The bloated nature of health insurance in the United States has been a much-discussed topic in recent years. Particularly with the advent of the Affordable Health Care Act as well in response to physicians’ frustrations and increasing burnout from dealing with the constraints imposed on them by insurance companies, and at times being forced to provide suboptimal care for their patients in response to these constraints.
As an example, I had a patient recently who had an infection, neurocysticercosis, in her brain. This is a tapeworm that is found in undercooked pork and can in some patients travel to the brain and cause disease. This is not a common infection in the United States, but it is relatively more common overseas. This patient was becoming newly symptomatic from this infection and required treatment.
The primary and preferred therapy for this disease is albendazole, a common anti-parasitic drug that has been in use since 1982. We anticipated about one month of therapy until we received a call from the pharmacy indicating that the therapy was going to cost roughly $120 per day, which would come to approximately $3,600 for our anticipated treatment course. This medication cost only about $6 per day less than 10 years ago, and it currently costs less than $1 per day in developing countries where it is frequently given to all school-age children every few months as part of deworming campaigns. Our patient’s insurance, however, would not cover this medication. In fact, she was covered by Medi-Cal, the California version of Medicaid provided to patients meeting criteria for lower incomes, which is precisely the demographic most at risk for acquiring these parasitic infections, and yet they are the ones being denied coverage.
The dramatic price increase in this medicine in the United States was related to its acquisition by a private company that now has a monopoly on the medication and thus does not have any competitive incentive to maintain a reasonable price. This is exacerbated by the fact that we have no other cheaper alternative medications available for the same indications.
If we had a national health care system, however, the health care system also would have a monopoly, and these drug companies would then be pressured by the national health care system to offer their medications at reasonable prices, as there are likely few people who would be able or willing to pay for them out of pocket.
I use albendazole as just one egregious example of an aspect of the health care system that is significantly over-priced, and there are many other examples from many different facets of health-care. We must work to address these. There has been a recent trend in health care practice towards stewardship. I work in infectious disease and antimicrobial stewardship, related to judicious prescribing of antibiotics, was mandated by the Joint Commission for all hospitals in 2017. It has been mandated in California since 2014. There has likewise been a more recent emphasis on diagnostic stewardship.
Diagnostic stewardship relates to the ordering of diagnostic labs and imaging on patients and recommends against ordering unnecessary tests or tests that will not affect your management of the patient. It is time for our insurance companies to become stewards. Rather than denying most claims needlessly and inefficiently upfront, as discussed in Dr. Hoffer’s blog, it is time for them to return to the practice of providing affordable coverage to those who need it. The most successful model for this to work is a national model. As a united front, a national health insurance system has the opportunity not only to reduce overhead costs but to be a judicious steward of health care.

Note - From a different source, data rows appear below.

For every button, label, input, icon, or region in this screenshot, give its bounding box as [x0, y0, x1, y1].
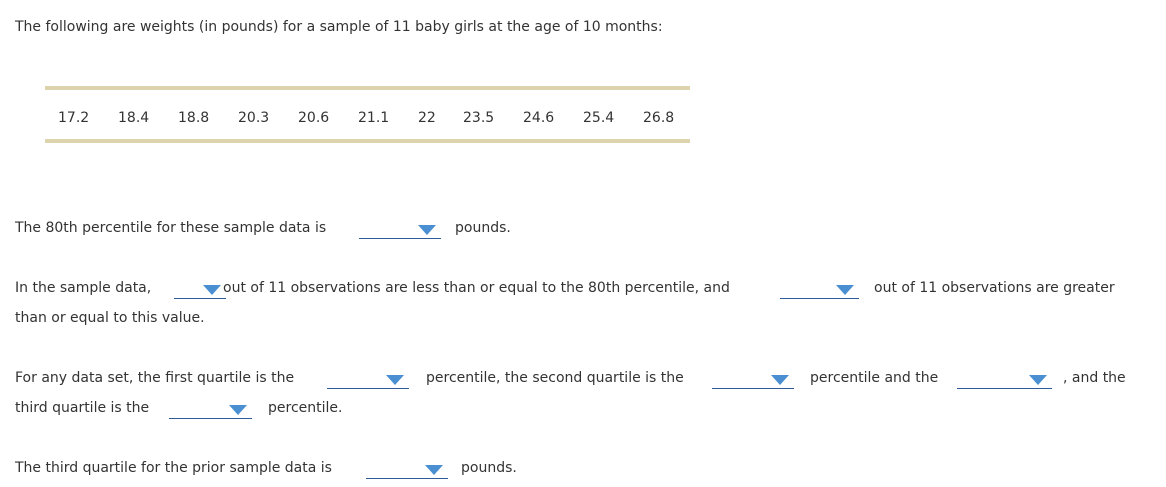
- weight-value: 25.4: [583, 110, 615, 126]
- weight-value: 22: [418, 110, 436, 126]
- question-text: The 80th percentile for these sample dat…: [15, 220, 327, 236]
- question-text: out of 11 observations are greater: [874, 280, 1115, 296]
- chevron-down-icon: [418, 225, 436, 235]
- weight-value: 21.1: [358, 110, 390, 126]
- question-third-quartile-value: The third quartile for the prior sample …: [15, 458, 1155, 479]
- third-quartile-dropdown-b[interactable]: [169, 398, 252, 419]
- third-quartile-dropdown-a[interactable]: [957, 368, 1052, 389]
- intro-text: The following are weights (in pounds) fo…: [15, 19, 663, 35]
- question-quartiles: For any data set, the first quartile is …: [15, 368, 1155, 389]
- question-text: pounds.: [455, 220, 511, 236]
- question-quartiles-line2: third quartile is the percentile.: [15, 398, 415, 419]
- weight-value: 23.5: [463, 110, 495, 126]
- second-quartile-dropdown[interactable]: [712, 368, 794, 389]
- question-text: percentile, the second quartile is the: [426, 370, 684, 386]
- weight-value: 26.8: [643, 110, 675, 126]
- question-text: pounds.: [461, 460, 517, 476]
- question-text: than or equal to this value.: [15, 310, 205, 326]
- chevron-down-icon: [229, 405, 247, 415]
- chevron-down-icon: [836, 285, 854, 295]
- weight-value: 20.3: [238, 110, 270, 126]
- weight-value: 18.8: [178, 110, 210, 126]
- question-text: The third quartile for the prior sample …: [15, 460, 332, 476]
- weight-value: 20.6: [298, 110, 330, 126]
- chevron-down-icon: [425, 465, 443, 475]
- percentile-80-dropdown[interactable]: [359, 218, 441, 239]
- count-less-equal-dropdown[interactable]: [174, 278, 226, 299]
- first-quartile-dropdown[interactable]: [327, 368, 409, 389]
- chevron-down-icon: [1029, 375, 1047, 385]
- weight-value: 17.2: [58, 110, 90, 126]
- question-text: third quartile is the: [15, 400, 150, 416]
- question-text: out of 11 observations are less than or …: [223, 280, 730, 296]
- question-text: For any data set, the first quartile is …: [15, 370, 295, 386]
- third-quartile-value-dropdown[interactable]: [366, 458, 448, 479]
- weight-value: 24.6: [523, 110, 555, 126]
- chevron-down-icon: [203, 285, 221, 295]
- chevron-down-icon: [386, 375, 404, 385]
- weight-value: 18.4: [118, 110, 150, 126]
- weights-table: 17.2 18.4 18.8 20.3 20.6 21.1 22 23.5 24…: [45, 86, 690, 143]
- count-greater-equal-dropdown[interactable]: [780, 278, 859, 299]
- question-text: In the sample data,: [15, 280, 152, 296]
- question-text: percentile and the: [810, 370, 939, 386]
- chevron-down-icon: [771, 375, 789, 385]
- question-text: percentile.: [268, 400, 343, 416]
- question-counts: In the sample data, out of 11 observatio…: [15, 278, 1155, 299]
- question-80th-percentile: The 80th percentile for these sample dat…: [15, 218, 1155, 239]
- question-text: , and the: [1063, 370, 1126, 386]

Medicare has already demonstrated success in this matter. By regulating reimbursement for certain drugs and procedures, it limits unnecessary tests and drugs and also helps to control prices. In Europe, there have been many complaints about long wait times for non-urgent surgeries, but as Dr. Young discusses in his recent blog post, this may not be a bad thing. In fact, it can be viewed as another form of stewardship as many of the surgeries with long wait-lists are in fact surgeries that have not proved beneficial in clinical trials. This, then, is another example of cost-saving measures and arguably improved patient care provided by a national health care model.
I recognize that America has many hurdles to cross to move towards a national health care system, but I think we need to continue to strive for it. We should not have to send our insured patients out on the street without medication for an infection in their brain because one company decided to set prices unfairly. And we should not have to waste millions of dollars on needless overhead required by having multiple different insurance companies with arcane rules and regulations, many of which work to restrict coverage to the actually sick. It is time for us as physicians to be thoughtful in our ordering of tests and treatments and procedures, but to work with insurance companies for the benefit of our patients, not against them.
Jenna Holmen is a pediatric infectious disease fellow.